Von Dvořáks Klavierkonzert op. 33 gibt es bisher nur unzureichende Ausgaben. Nach genauer Berücksichtigung der Quellen erscheint das Werk nun in seiner ursprünglichen Gestalt.
Die Erstausgabe von Antonín Dvořáks Opus 33 erschien Mitte 1883, mehr als fünf Jahre nach der Uraufführung und fast sieben Jahre nach seiner Vollendung. Dvořák hat das Werk bis zur Veröffentlichung vielfach überabeitet. Die autographe Partitur umfasst zahlreiche Korrekturen, Überklebungen, Auskratzungen, Ergänzungen und zeigt die Entwicklung von dreierlei Gestaltungen: die Form des Werkes, die Orchesterbegleitung und den Solopart. Der Formverlauf wurde insbesondere im ersten Satz von Dvořák verbessert: Takte sind hinzugefügt worden und Teile des Werkes wurden gekürzt, damit in den Übergängen eine ausgewogene Form entstehen konnte. Weiterhin wurde das Kolorit des Orchesters mit detaillierten Dynamik-angaben, Artikulationszeichen und Phrasierungsbögen bis ins kleinste Detail ausgearbeitet. Die meisten Veränderungen bezogen sich jedoch auf den Solopart, den Dvořák mit Effektivität, Virtuosität und Klang (Tonraum) ausführlich revidierte, ohne dabei die Feinheit und Transparenz des Werkes zu zerstören. Die Überarbeitung des Klavierparts folgte nicht nur den Ideen des Komponisten, sondern auch der Ansichten vieler Pianisten, Kritiker, Verleger und Musikwissenschaftler. Deren Kritik war sicher auch ein Grund für die lange Suche nach einem Verlag, der das Werk herausgeben wollte. Das Manuskript wurde anscheinend als Partitur für die Erstaufführung genutzt und enthält deswegen Anmerkungen und Notizen vom Dirigenten.

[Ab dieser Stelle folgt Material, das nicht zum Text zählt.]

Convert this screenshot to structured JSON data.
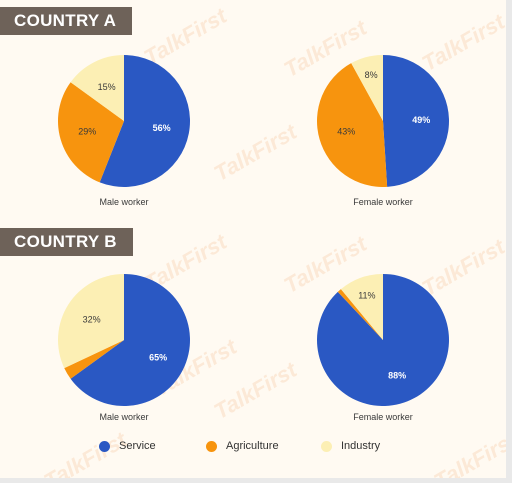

Dass das Klavierkonzert lange unterschätzt wurde, lag daran, dass der Solopart nicht den damaligen Vorstellungen des Solokonzerts entsprach, die Virtuosität, Eigenständigkeit und extravertierte Darstellung forderten. Eine von Vilém Kurz bearbeitete Fassung wurde 1919 in die kritische Gesamtausgabe der Werke Dvořáks (Berkovec/Šolc, 1956) aufgenommen.
Die neue Edition sieht in dieser Fassung keine Alternative und distanziert sich davon. Sie hat hingegen als Ziel, die luftige, originelle und transparente Klangvorstellung Dvořáks an unklaren Stellen zu rekonstruieren.
Eine wichtige Quelle für die neue Edition ist die aus dem Nachlass von Leoš Janáček stammende Abschrift einer frühen Version. Sie bietet an manchen Stellen Einsicht, wo in der autographen Partitur Teile überklebt, ausradiert und ausgekratzt wurden. So konnte ein unklarer Übergang im dritten Satz neu interpretiert werden.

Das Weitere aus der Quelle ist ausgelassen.